Romans 2:1-3

In Romans 2:1-3 Paul gets pretty direct with us.  He lays it right on the line – we have no excuse and can’t raise ourselves above others for any reason, because we are equally guilty. “Therefore you have no excuse, O man, every one of you who judges.” In the first chapter of Romans, Paul points out a number of the things we might consider are big sins. But now he speaks to those of us who are generally moral in the way we live. A good example of this mind set is Jesus’ illustration of the Pharisee and the Publican. If we take those figures from Jesus’ parable, Paul spoke to the Publican in Romans 1 and now he addresses the Pharisee.

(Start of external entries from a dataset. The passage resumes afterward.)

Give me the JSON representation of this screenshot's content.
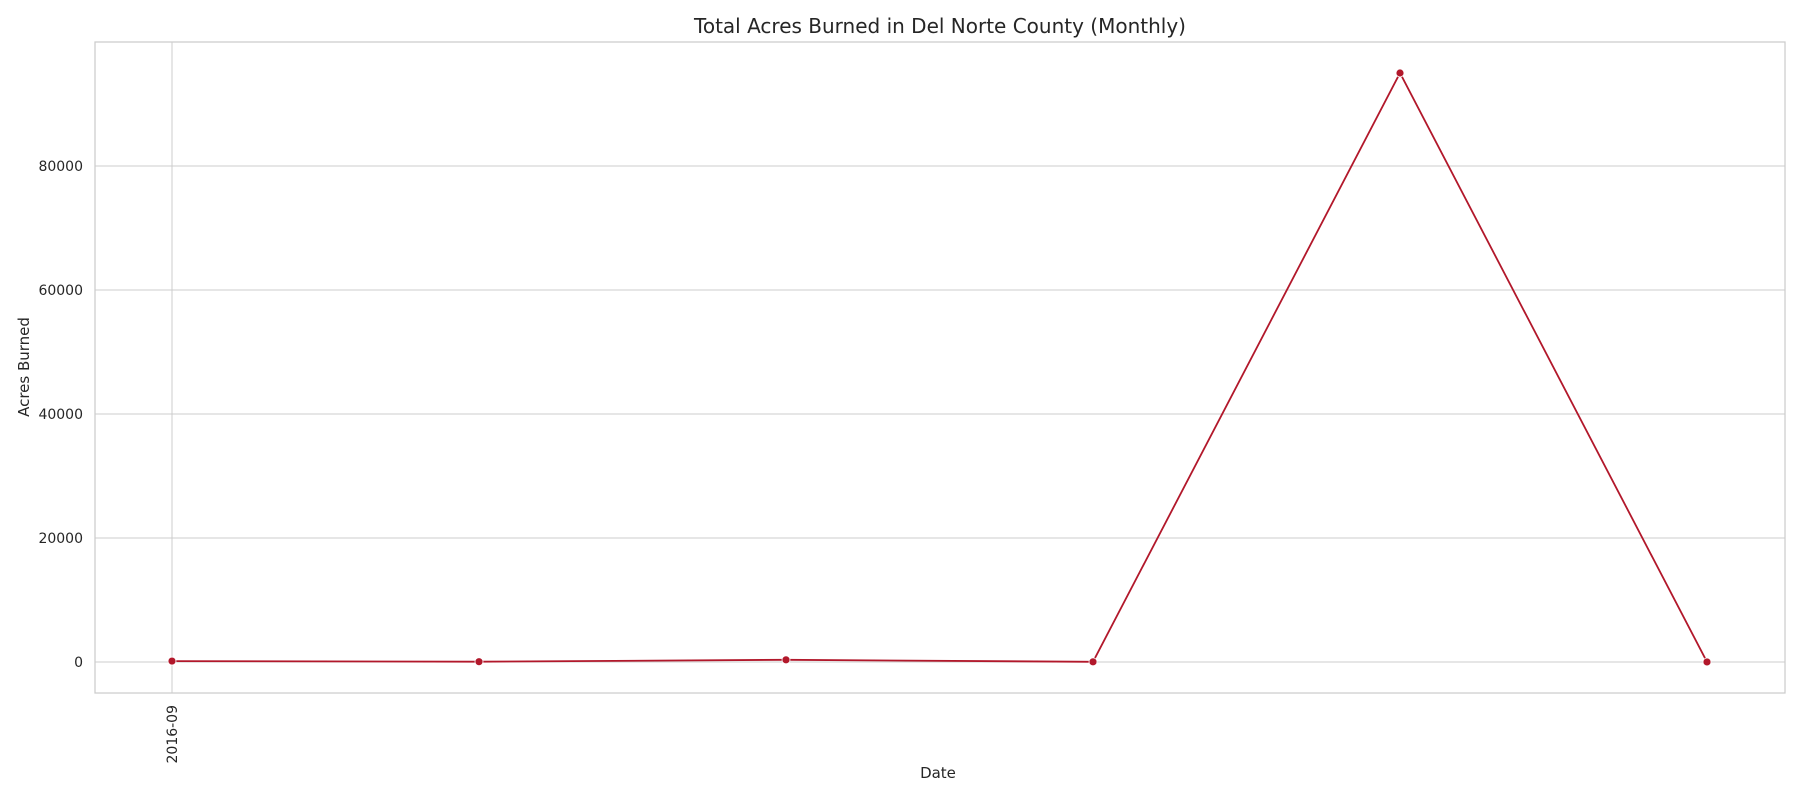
{
  "chart_data": {
    "type": "line",
    "title": "Total Acres Burned in Del Norte County (Monthly)",
    "xlabel": "Date",
    "ylabel": "Acres Burned",
    "x_tick_labels": [
      "2016-09"
    ],
    "y_ticks": [
      0,
      20000,
      40000,
      60000,
      80000
    ],
    "ylim": [
      -5000,
      100000
    ],
    "grid": true,
    "color": "#b2182b",
    "series": [
      {
        "values": [
          150,
          50,
          350,
          30,
          95000,
          10
        ]
      }
    ]
  }
}
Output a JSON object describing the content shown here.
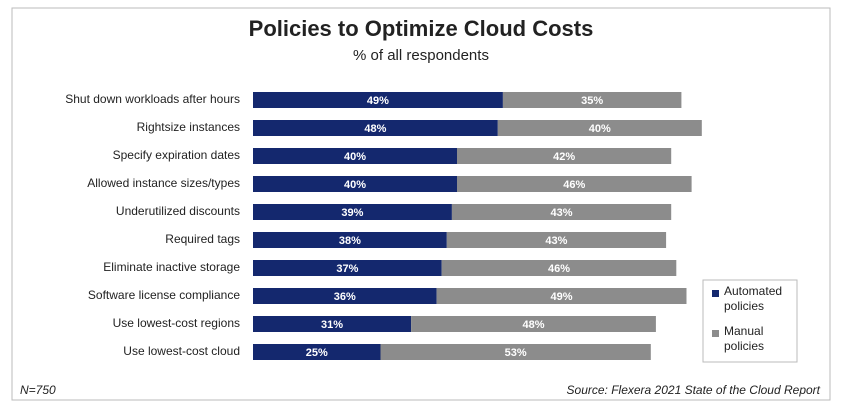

We can’t be good enough on our own. We can compare ourselves with others, and find some who may seem to be more sinner that we are. But sin is the great equalizer. All of us have and will sin. So none of us is worthy of eternity with God based on His standards. We all fall short. And the least sinner is equally as guilty as the one who sins most – guilty and condemned. “For in passing judgment on another you condemn yourself, because you, the judge, practice the very same things.” When we judge others, we need to look in the mirror and realize that we are also judging ourselves. We fall short of God’s requirements of godliness, holiness and righteousness. We cannot make it on our own.

It isn’t the judging that makes us guilty and condemned. It is the fact that we too are sinners in need of a Savior. We practice the same sinful things, maybe in different ways or on different levels, but sin is sin no matter how you try and put lipstick on it. It isn’t that we necessarily do the exact same things, but we fall short of God’s perfect requirements. Our sin is all the same (singular), but our sins are not. We will all stand before God and face judgment based on our one sin of falling short of His requirement. We won’t escape God’s judgment. “We know that the judgment of God rightly falls on those who practice such things.”

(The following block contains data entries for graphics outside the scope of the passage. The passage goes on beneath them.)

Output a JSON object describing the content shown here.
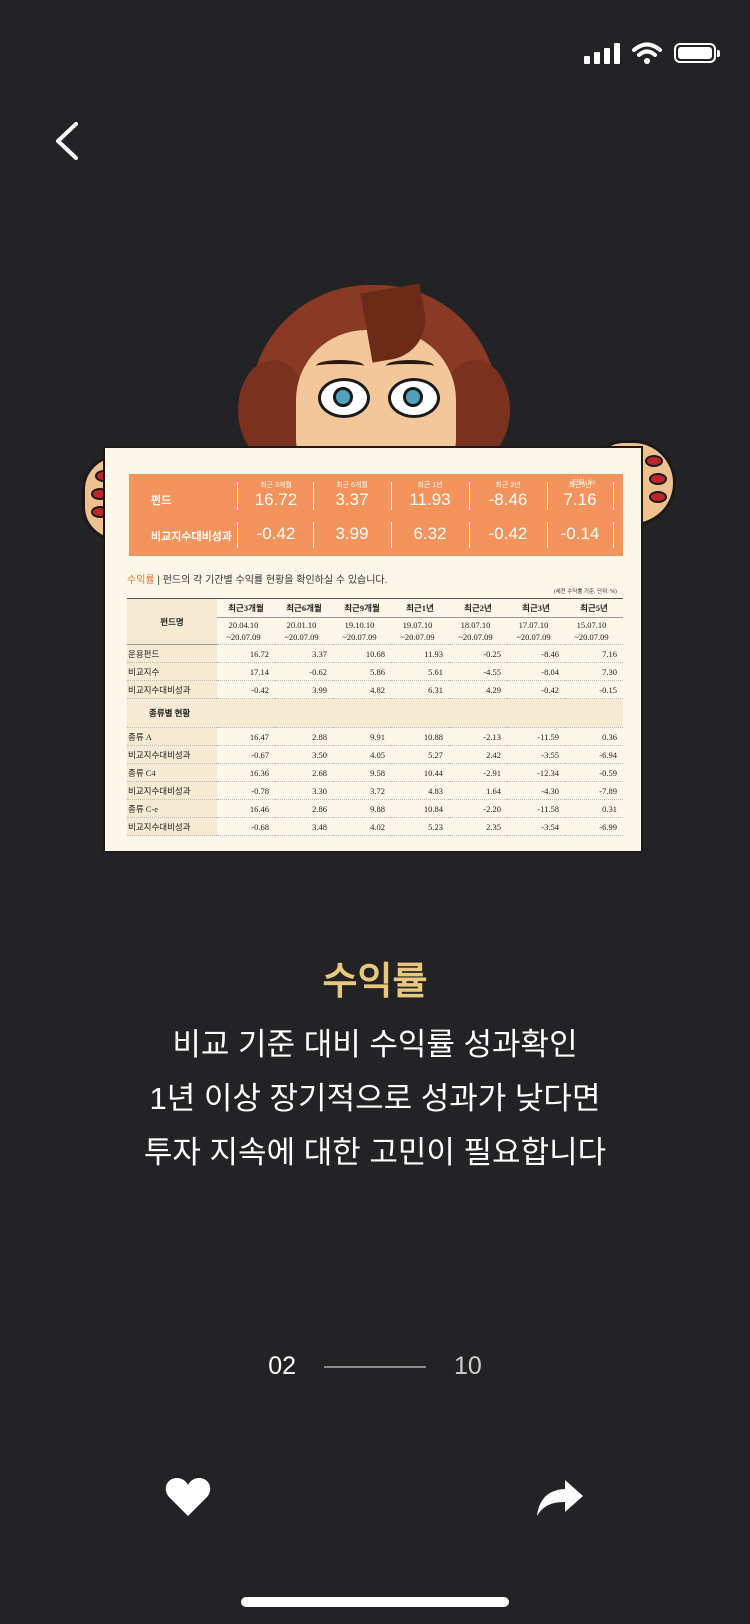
{
  "status_bar": {
    "signal": "signal-icon",
    "wifi": "wifi-icon",
    "battery": "battery-icon"
  },
  "nav": {
    "back_icon": "chevron-left-icon"
  },
  "illustration": {
    "summary": {
      "fund_label": "펀드",
      "benchmark_label": "비교지수대비성과",
      "unit": "(단위: %)",
      "columns": [
        "최근 3개월",
        "최근 6개월",
        "최근 1년",
        "최근 3년",
        "최근5년"
      ],
      "fund_values": [
        "16.72",
        "3.37",
        "11.93",
        "-8.46",
        "7.16"
      ],
      "benchmark_values": [
        "-0.42",
        "3.99",
        "6.32",
        "-0.42",
        "-0.14"
      ]
    },
    "caption_key": "수익률",
    "caption_text": "펀드의 각 기간별 수익률 현황을 확인하실 수 있습니다.",
    "basis": "(세전 수익률 기준, 단위: %)",
    "table": {
      "name_header": "펀드명",
      "headers": [
        "최근3개월",
        "최근6개월",
        "최근9개월",
        "최근1년",
        "최근2년",
        "최근3년",
        "최근5년"
      ],
      "dates_top": [
        "20.04.10",
        "20.01.10",
        "19.10.10",
        "19.07.10",
        "18.07.10",
        "17.07.10",
        "15.07.10"
      ],
      "dates_bottom": [
        "~20.07.09",
        "~20.07.09",
        "~20.07.09",
        "~20.07.09",
        "~20.07.09",
        "~20.07.09",
        "~20.07.09"
      ],
      "rows": [
        {
          "name": "운용펀드",
          "values": [
            "16.72",
            "3.37",
            "10.68",
            "11.93",
            "-0.25",
            "-8.46",
            "7.16"
          ]
        },
        {
          "name": "비교지수",
          "values": [
            "17.14",
            "-0.62",
            "5.86",
            "5.61",
            "-4.55",
            "-8.04",
            "7.30"
          ]
        },
        {
          "name": "비교지수대비성과",
          "values": [
            "-0.42",
            "3.99",
            "4.82",
            "6.31",
            "4.29",
            "-0.42",
            "-0.15"
          ]
        }
      ],
      "section_title": "종류별 현황",
      "class_rows": [
        {
          "name": "종류 A",
          "values": [
            "16.47",
            "2.88",
            "9.91",
            "10.88",
            "-2.13",
            "-11.59",
            "0.36"
          ]
        },
        {
          "name": "비교지수대비성과",
          "values": [
            "-0.67",
            "3.50",
            "4.05",
            "5.27",
            "2.42",
            "-3.55",
            "-6.94"
          ]
        },
        {
          "name": "종류 C4",
          "values": [
            "16.36",
            "2.68",
            "9.58",
            "10.44",
            "-2.91",
            "-12.34",
            "-0.59"
          ]
        },
        {
          "name": "비교지수대비성과",
          "values": [
            "-0.78",
            "3.30",
            "3.72",
            "4.83",
            "1.64",
            "-4.30",
            "-7.89"
          ]
        },
        {
          "name": "종류 C-e",
          "values": [
            "16.46",
            "2.86",
            "9.88",
            "10.84",
            "-2.20",
            "-11.58",
            "0.31"
          ]
        },
        {
          "name": "비교지수대비성과",
          "values": [
            "-0.68",
            "3.48",
            "4.02",
            "5.23",
            "2.35",
            "-3.54",
            "-6.99"
          ]
        }
      ]
    }
  },
  "content": {
    "title": "수익률",
    "lines": [
      "비교 기준 대비 수익률 성과확인",
      "1년 이상 장기적으로 성과가 낮다면",
      "투자 지속에 대한 고민이 필요합니다"
    ]
  },
  "pager": {
    "current": "02",
    "total": "10"
  },
  "actions": {
    "like_icon": "heart-icon",
    "share_icon": "share-icon"
  },
  "colors": {
    "background": "#232326",
    "accent": "#e8c77e",
    "table_header": "#f2945c"
  }
}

Paul asks a rhetorical question to those listening – do you think you can escape judgment? The answer is clearly no, but he gives those listening the opportunity to come to that conclusion on their own. The point is clear. We are sinners who will stand before a just and holy God and come up empty. Our sins are not the issue – our sin is – that we heart is not pure and we are guilty. We can run. We can hide. We can pretend that none of this will apply to us because we’re basically good. But the truth is, we’re all guilty and going to be judged. “Do you suppose, O man–you who judge those who practice such things and yet do them yourself–that you will escape the judgment of God?” What’s your response going to be?